Remember how in the 90’s, there was a story every week about a “possible cure for AIDS”? We were looking at tiger spit, twins, everything you can think of to cure the damned thing. Then we came up with a cocktail of drugs that suppressed symptoms and, magically, those stories disappeared overnight.
Nobody was trying to cure it anymore. Well, fewer people, anyways. There was more money in treatment. Now, you love the free market–that was the free market at work. With bundling, that’s not how it’s going to work anymore.
I know, you don’t like being forced to buy something. Get over it. We need to have health insurance as a country, because, frankly, when we go to parties with all of the other countries, it gets embarrassing that we have to spend all night hovering between the snack bar and the ambulance. It’s all they see of our domestic policy, and we look a little trashy. Especially with all of that gold you bring around, and those atrocious SUVs you insist on driving.
Plus, I don’t know if you’ve noticed, but lots of people die without insurance. That’s your free market. People who don’t see an immediate need for health insurance simply don’t buy it, and who can blame them?
Yes, yes, stop calling the government “Mother” ironically. We get it.
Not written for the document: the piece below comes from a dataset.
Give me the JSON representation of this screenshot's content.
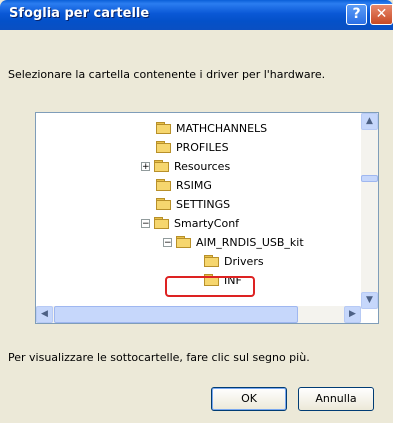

But you can’t make the slippery slope argument. Many countries have regulated their health care industries without becoming totalitarian dictatorships. I hate to say it–quick, Canada, grab the smelling salts in case he needs them–but many of those countries are more free than us. Look at Belgium and Norway and Sweden and yes, brother Canada. They’re doing fine. They gave their citizens a basic right to health, and somehow, they didn’t have cameras springing up all around their nations the next day. Quiet, Britain. We’ll get to you next.
The free market is a tool, just like any other tool. You shouldn’t have any loyalty to it. If it’s not working, you need to see that changes can be made. Oh, and we’re not all 100% sold on the path that health care reform should take–but if the bill isn’t working, we’ll change it.
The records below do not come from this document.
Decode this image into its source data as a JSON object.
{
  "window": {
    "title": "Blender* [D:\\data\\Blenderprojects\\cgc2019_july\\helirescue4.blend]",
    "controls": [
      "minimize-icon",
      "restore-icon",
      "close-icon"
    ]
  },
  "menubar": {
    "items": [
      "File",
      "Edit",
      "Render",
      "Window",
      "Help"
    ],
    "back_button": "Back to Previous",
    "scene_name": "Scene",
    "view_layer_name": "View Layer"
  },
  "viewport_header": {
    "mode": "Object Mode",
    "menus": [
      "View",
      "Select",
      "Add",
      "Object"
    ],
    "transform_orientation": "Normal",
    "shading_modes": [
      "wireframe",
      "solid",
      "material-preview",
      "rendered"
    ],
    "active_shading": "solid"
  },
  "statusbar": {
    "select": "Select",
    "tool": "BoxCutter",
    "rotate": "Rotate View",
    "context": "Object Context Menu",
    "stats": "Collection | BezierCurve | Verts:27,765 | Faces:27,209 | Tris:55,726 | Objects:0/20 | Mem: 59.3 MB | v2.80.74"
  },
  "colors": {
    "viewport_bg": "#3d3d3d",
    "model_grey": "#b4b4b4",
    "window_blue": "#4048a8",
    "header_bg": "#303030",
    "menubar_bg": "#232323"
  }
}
That’s the great thing about being logical and avoiding loyalty to broad, sometimes esoteric concepts. We can change our minds. That’s the most powerful thing in the world.
Now, Conservative, let’s get you into rehab. We’re going to stop you from reading Ayn Rand for a month while we criticize her ruthlessly. You will be forced to hand over your car keys and eat rhubarb. We’re going to show you graphs, but you will not be forced to listen to Al Gore. It will not be easy at first, but with any luck, you’ll come out of it, and together, we can join the 21st century.
Oh, look! That ghost technology worked! It’s the ghost of William F. Buckley, here to enlighten us!
GHOST OF WILLIAM F BUCKLEY: Nyyyyyeeeeesssss?